Even if the war is drawn out, the massive sanctions that the US, UK, EU, Australia, Canada and Japan have placed on Russia and certain individuals will squeeze Russia’s ability to import and export and in time will financially cripple them. The one main economic weapon that Russia possesses is that of energy. It should be noted that when Russia annexed Crimea in 2014, it promised to keep its energy flowing and indeed it did. Last week Russia said that it would keep its energy flowing throughout this conflict, however, we will have to wait and see whether that promise is honoured.
The reason I do not see investments being affected long-term are that the main short-term concern is that of energy and overcoming the investment markets fear that Russia will turn off the energy tap and create an energy shortage in Europe. If the markets can see that Europe can get sufficient energy elsewhere, they will become more confident and the uncertainty will dissipate.
I believe Europe will be able to replace 70 – 80% of its Russian energy supplies very rapidly, this is in the main due to extra supplies being available from Qatar and Japan releasing some of its huge gas storage, along with other Asian nations which are buying far more than they actually currently need, and therefore, be in a position to divert shiploads from their originating terminals towards Europe. The US has also promised Europe a vast increase in supply of its gas and although the oil price will likely remain above $100 per barrel by the end of this week, there is reasonable availability for purchase on what is called the spot market (the spot market operates as a kind of wholesaler that has the ability to deliver immediate orders).
Furthermore, if Russia does divert its energy away from Europe it’s most likely end point will be China. We know that China does not have the ability to store much more energy than it already does which means that if China does Russia the favour of purchasing its energy (which it probably will), then China will not need as much energy from its regular sources and these sources could be diverted to Europe, which would lessen the shortfall of energy in Europe and possibly even make it balance its energy requirements.

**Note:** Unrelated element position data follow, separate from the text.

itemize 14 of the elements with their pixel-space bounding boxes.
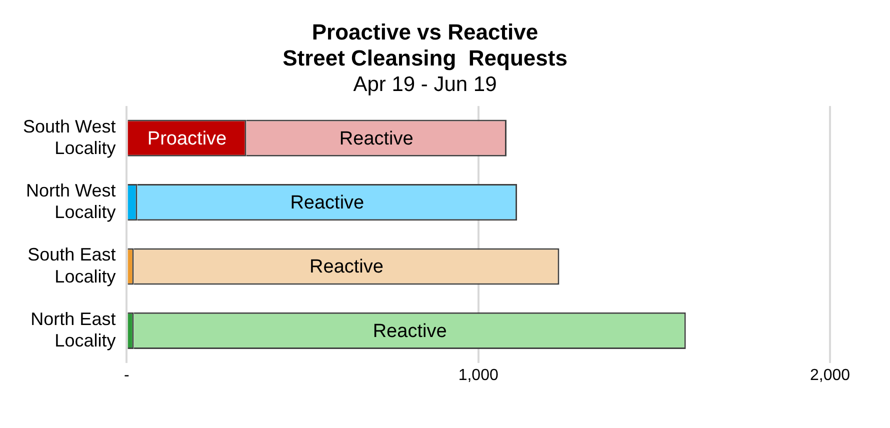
chart-subtitle: Apr 19 - Jun 19 bbox=[353, 73, 497, 96]
x-tick-label: - bbox=[124, 366, 130, 384]
text: Reactive bbox=[372, 320, 447, 342]
series-label: Reactive bbox=[339, 128, 414, 150]
y-tick-label: North East Locality bbox=[30, 308, 116, 350]
x-tick-label: 2,000 bbox=[810, 366, 850, 384]
y-tick-label: South East Locality bbox=[28, 244, 116, 286]
x-tick-label: 1,000 bbox=[458, 366, 498, 384]
y-tick-label: North West Locality bbox=[26, 180, 116, 222]
chart-title: Proactive vs Reactive Street Cleansing Requests bbox=[282, 19, 568, 71]
y-tick-label: South West Locality bbox=[22, 116, 116, 158]
text: Reactive bbox=[290, 192, 364, 214]
text: Reactive bbox=[310, 256, 384, 278]
series-label: Proactive bbox=[147, 128, 227, 150]
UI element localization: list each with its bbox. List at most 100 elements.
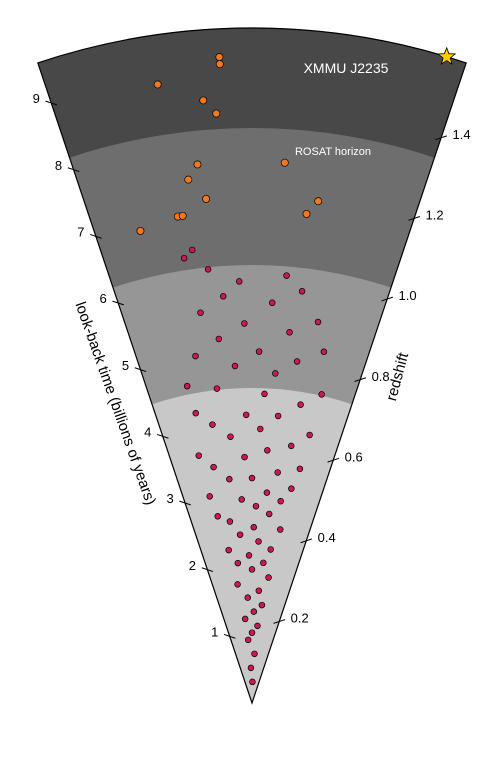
red-data-point xyxy=(219,293,227,300)
axes xyxy=(37,27,467,705)
red-data-point xyxy=(247,664,255,672)
red-data-point xyxy=(283,272,290,279)
right-tick-label: 0.8 xyxy=(372,369,390,384)
orange-data-point xyxy=(193,160,202,169)
right-tick-mark xyxy=(381,296,394,302)
red-data-point xyxy=(296,465,304,473)
red-data-point xyxy=(195,452,203,459)
red-data-point xyxy=(267,546,274,553)
red-data-point xyxy=(293,358,301,365)
right-tick-label: 1.2 xyxy=(426,208,444,223)
orange-data-point xyxy=(202,194,211,203)
left-tick-label: 1 xyxy=(211,625,218,640)
red-data-point xyxy=(245,552,253,559)
red-data-point xyxy=(242,411,250,419)
red-data-point xyxy=(234,581,241,588)
red-data-point xyxy=(244,636,252,644)
orange-data-point xyxy=(199,96,208,105)
red-data-point xyxy=(261,390,268,398)
orange-data-point xyxy=(212,109,221,118)
red-data-point xyxy=(209,421,216,428)
red-data-point xyxy=(260,559,267,567)
right-tick-mark xyxy=(435,135,447,141)
left-tick-label: 9 xyxy=(33,91,40,106)
red-data-point xyxy=(226,518,234,525)
red-data-point xyxy=(248,566,256,573)
cluster-star-marker xyxy=(437,46,457,66)
left-tick-mark xyxy=(67,167,80,173)
left-tick-mark xyxy=(156,433,169,439)
red-data-point xyxy=(234,559,242,567)
orange-data-point xyxy=(314,197,323,206)
red-data-point xyxy=(318,391,325,398)
red-data-point xyxy=(183,382,191,390)
red-data-point xyxy=(306,431,313,439)
red-data-point xyxy=(238,496,245,503)
red-data-point xyxy=(249,678,256,686)
left-tick-label: 4 xyxy=(144,425,151,440)
orange-data-point xyxy=(302,209,311,218)
left-tick-mark xyxy=(112,300,125,306)
right-tick-label: 0.2 xyxy=(291,611,309,626)
right-tick-mark xyxy=(327,457,340,463)
red-data-point xyxy=(206,493,213,500)
orange-data-point xyxy=(178,211,187,220)
red-data-point xyxy=(248,474,256,482)
red-data-point xyxy=(244,594,251,601)
red-data-point xyxy=(241,453,248,461)
right-tick-label: 0.6 xyxy=(345,449,363,464)
red-data-point xyxy=(248,629,256,636)
right-tick-label: 1.4 xyxy=(452,127,470,142)
red-data-point xyxy=(274,412,282,420)
wedge-outline xyxy=(37,27,467,705)
red-data-point xyxy=(252,502,260,510)
red-data-point xyxy=(214,513,221,520)
red-data-point xyxy=(254,622,261,630)
red-data-point xyxy=(274,469,281,476)
red-data-point xyxy=(264,447,271,454)
left-tick-mark xyxy=(223,633,236,639)
orange-data-point xyxy=(184,175,193,184)
left-tick-label: 6 xyxy=(100,291,107,306)
red-data-point xyxy=(210,463,217,471)
left-tick-mark xyxy=(134,367,147,373)
tick-marks: 1 2 3 4 5 6 7 8 9 0.2 0.4 0.6 0.8 1.0 1.2 1.4 xyxy=(33,91,471,639)
red-data-point xyxy=(204,266,212,273)
orange-data-point xyxy=(280,158,289,167)
red-data-point xyxy=(192,352,199,360)
left-tick-mark xyxy=(90,233,102,239)
red-data-point xyxy=(231,362,239,370)
red-data-point xyxy=(298,288,306,295)
red-data-point xyxy=(287,442,295,450)
red-data-point xyxy=(227,433,234,440)
red-data-point xyxy=(268,299,276,307)
red-data-point xyxy=(188,246,196,254)
red-data-point xyxy=(241,320,248,327)
red-data-point xyxy=(197,309,204,316)
red-data-point xyxy=(288,485,295,492)
left-tick-label: 7 xyxy=(77,225,84,240)
red-data-point xyxy=(257,425,264,433)
red-data-point xyxy=(277,526,284,533)
red-data-point xyxy=(320,348,328,355)
left-tick-mark xyxy=(201,567,214,573)
red-data-point xyxy=(225,546,232,554)
left-tick-label: 3 xyxy=(166,491,173,506)
red-data-point xyxy=(236,531,244,538)
right-tick-mark xyxy=(354,377,367,382)
red-data-point xyxy=(286,329,293,336)
red-data-point xyxy=(258,601,266,609)
left-tick-label: 5 xyxy=(122,358,129,373)
red-data-point xyxy=(255,538,262,545)
red-data-point xyxy=(215,335,223,343)
red-data-point xyxy=(250,524,258,531)
orange-data-point xyxy=(215,60,224,69)
orange-data-point xyxy=(136,226,145,235)
red-data-point xyxy=(251,650,258,658)
red-data-point xyxy=(272,370,279,377)
right-tick-mark xyxy=(300,538,313,544)
left-tick-label: 8 xyxy=(55,158,62,173)
orange-data-point xyxy=(153,80,162,89)
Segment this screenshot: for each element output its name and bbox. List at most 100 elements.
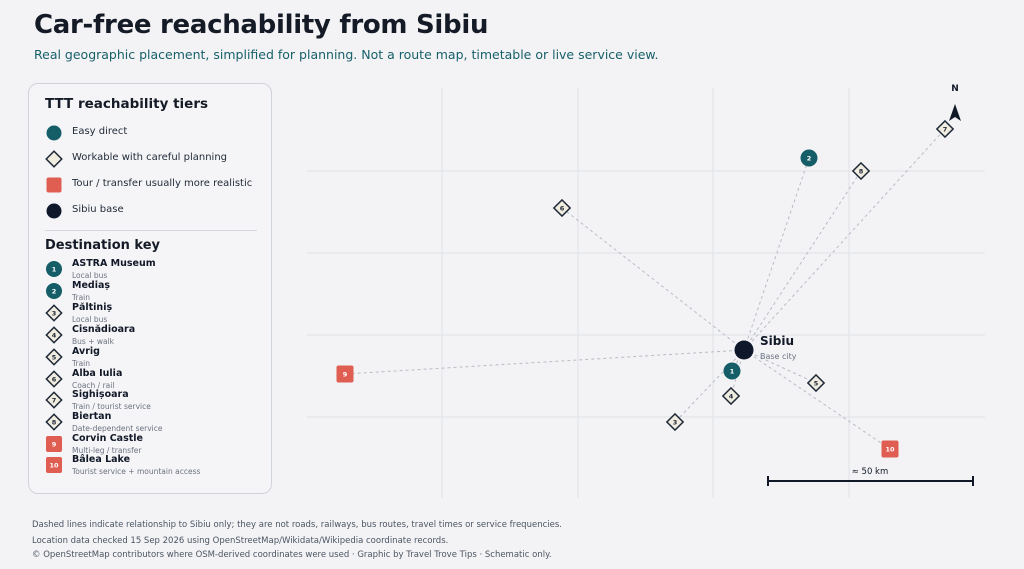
destination-key-item: 1 ASTRA Museum Local bus xyxy=(45,258,265,280)
square-icon xyxy=(46,177,62,193)
destination-name: Bâlea Lake xyxy=(72,454,131,465)
diamond-icon xyxy=(45,150,63,168)
footer-credit: © OpenStreetMap contributors where OSM-d… xyxy=(32,550,552,560)
destination-key-item: 4 Cisnădioara Bus + walk xyxy=(45,324,265,346)
destination-mode: Coach / rail xyxy=(72,381,115,390)
destination-key-item: 7 Sighișoara Train / tourist service xyxy=(45,389,265,411)
svg-text:9: 9 xyxy=(343,370,348,378)
relationship-line-7 xyxy=(743,128,946,351)
destination-name: Avrig xyxy=(72,346,100,357)
relationship-line-6 xyxy=(561,207,745,351)
svg-text:9: 9 xyxy=(52,440,57,448)
destination-marker-5: 5 xyxy=(806,373,826,393)
relationship-line-10 xyxy=(743,349,891,450)
tier-tour: Tour / transfer usually more realistic xyxy=(45,176,265,194)
svg-text:2: 2 xyxy=(807,154,812,162)
destination-mode: Tourist service + mountain access xyxy=(72,467,201,476)
destination-key-item: 9 Corvin Castle Multi-leg / transfer xyxy=(45,433,265,455)
destination-marker-icon: 5 xyxy=(45,348,63,366)
relationship-line-2 xyxy=(743,157,810,351)
scale-bar: ≈ 50 km xyxy=(767,467,974,486)
page-subtitle: Real geographic placement, simplified fo… xyxy=(34,47,659,62)
tier-workable: Workable with careful planning xyxy=(45,150,265,168)
destination-key-item: 3 Păltiniș Local bus xyxy=(45,302,265,324)
page-title: Car-free reachability from Sibiu xyxy=(34,10,489,40)
tier-label: Workable with careful planning xyxy=(72,152,228,163)
destination-marker-icon: 8 xyxy=(45,413,63,431)
destination-marker-icon: 1 xyxy=(46,261,62,277)
destination-mode: Train / tourist service xyxy=(72,402,151,411)
destination-mode: Train xyxy=(72,293,90,302)
destination-marker-icon: 6 xyxy=(45,370,63,388)
destination-marker-9: 9 xyxy=(336,365,354,383)
destination-key-item: 8 Biertan Date-dependent service xyxy=(45,411,265,433)
svg-text:1: 1 xyxy=(730,367,735,375)
relationship-line-9 xyxy=(344,349,745,375)
destination-marker-icon: 3 xyxy=(45,304,63,322)
svg-text:7: 7 xyxy=(52,396,57,404)
svg-text:4: 4 xyxy=(729,392,734,400)
base-city-name: Sibiu xyxy=(760,334,794,348)
tier-label: Tour / transfer usually more realistic xyxy=(72,178,253,189)
destination-mode: Date-dependent service xyxy=(72,424,163,433)
destination-marker-10: 10 xyxy=(881,440,899,458)
relationship-line-1 xyxy=(731,349,745,372)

Such a scenario would create a further spike in inflation due to the increasing costs of this energy, however, these additional costs would be short-term, as of course, as soon as winter has ended in the northern hemisphere, there will not be the same requirement for this energy and therefore there will be excess supplies and the price will reduce. In turn this will reduce inflation.
Therefore, what I am suggesting is that it may not be a requirement for this totally unnecessary war to end before investment markets see that the light at the end of the tunnel is much brighter than it appears at the moment.
We do not use crystal balls in our analysis and future expectations, we centre on geopolitical risk and global macro-economics. What we are seeing at the moment, is what I have described above.
I trust this insight is of help to you in seeing how we manage your money and how well managed medium to long-term investing wins out at the end of the day.